In the end, the kid acted like a kid. He eagerly signed below the infamous “all things taken into account, I would have done the same thing to you,” and hugged him in tears. “Thank you, sir. Thank you for helping make my dream come true.”
A week went by, and things had settled. Our hunter, our fisherperson, our warrior, our modern times hero, was still feeling the afterglow of another big win. People just felt so predictable, so full of flaws. He was the ultimate psychological imaging device. He looked right through everyone. He was unbeatable. Up in that 20th floor office, he spent hours looking out the glass walls and watching traffic go by. Sometimes he imagined the kid’s magic glue cabs going by, and he smiled. He should be in China, right now, chasing his impossible dream. As for him, he got what he wanted – a winning business for half the price.

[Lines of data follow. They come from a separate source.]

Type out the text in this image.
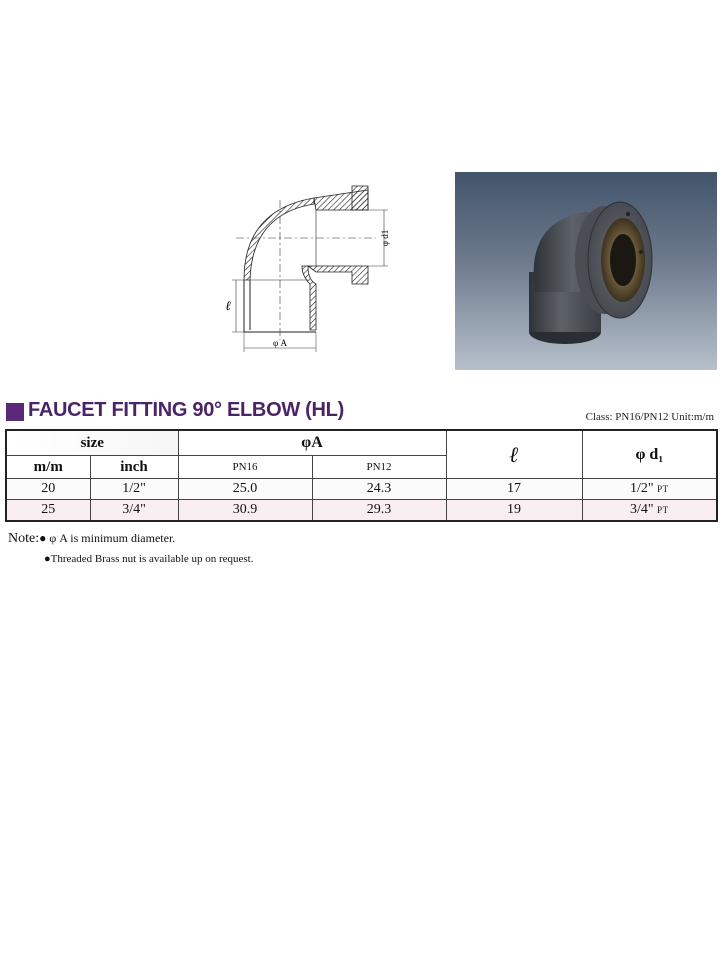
φ d1
ℓ
φ A
FAUCET FITTING 90° ELBOW (HL)	Class: PN16/PN12 Unit:m/m
size		φA		ℓ	φ d₁
m/m	inch	PN16	PN12		
20	1/2"	25.0	24.3	17	1/2" PT
25	3/4"	30.9	29.3	19	3/4" PT
Note:● φ A is minimum diameter.
●Threaded Brass nut is available up on request.
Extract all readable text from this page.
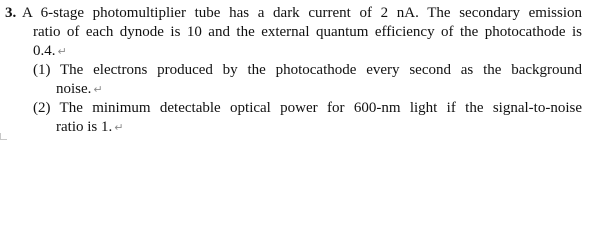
3. A 6-stage photomultiplier tube has a dark current of 2 nA. The secondary emission
ratio of each dynode is 10 and the external quantum efficiency of the photocathode is
0.4. ↵
(1) The electrons produced by the photocathode every second as the background
noise. ↵
(2) The minimum detectable optical power for 600-nm light if the signal-to-noise
ratio is 1. ↵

Then, his cell phone rang. It was a text message. He opened it single handedly. After reading, he let it fall on the ground. The message, it was from his wife.
“If you knew you had a rival, you’d have turned this around, and I would never be out of this cage our marriage has become. Goodbye. I’m off to China, with him, but don’t think I’m a bad person. All things taken into account, if this was business, you would have done the same thing to me.”
By day, Dr. Ricardo Teixeira is an environmental engineer, who dabbles in neuroscience. Through chilly Lisbon nights, he writes fiction then stored in dusty, dark drawers to await the light of day.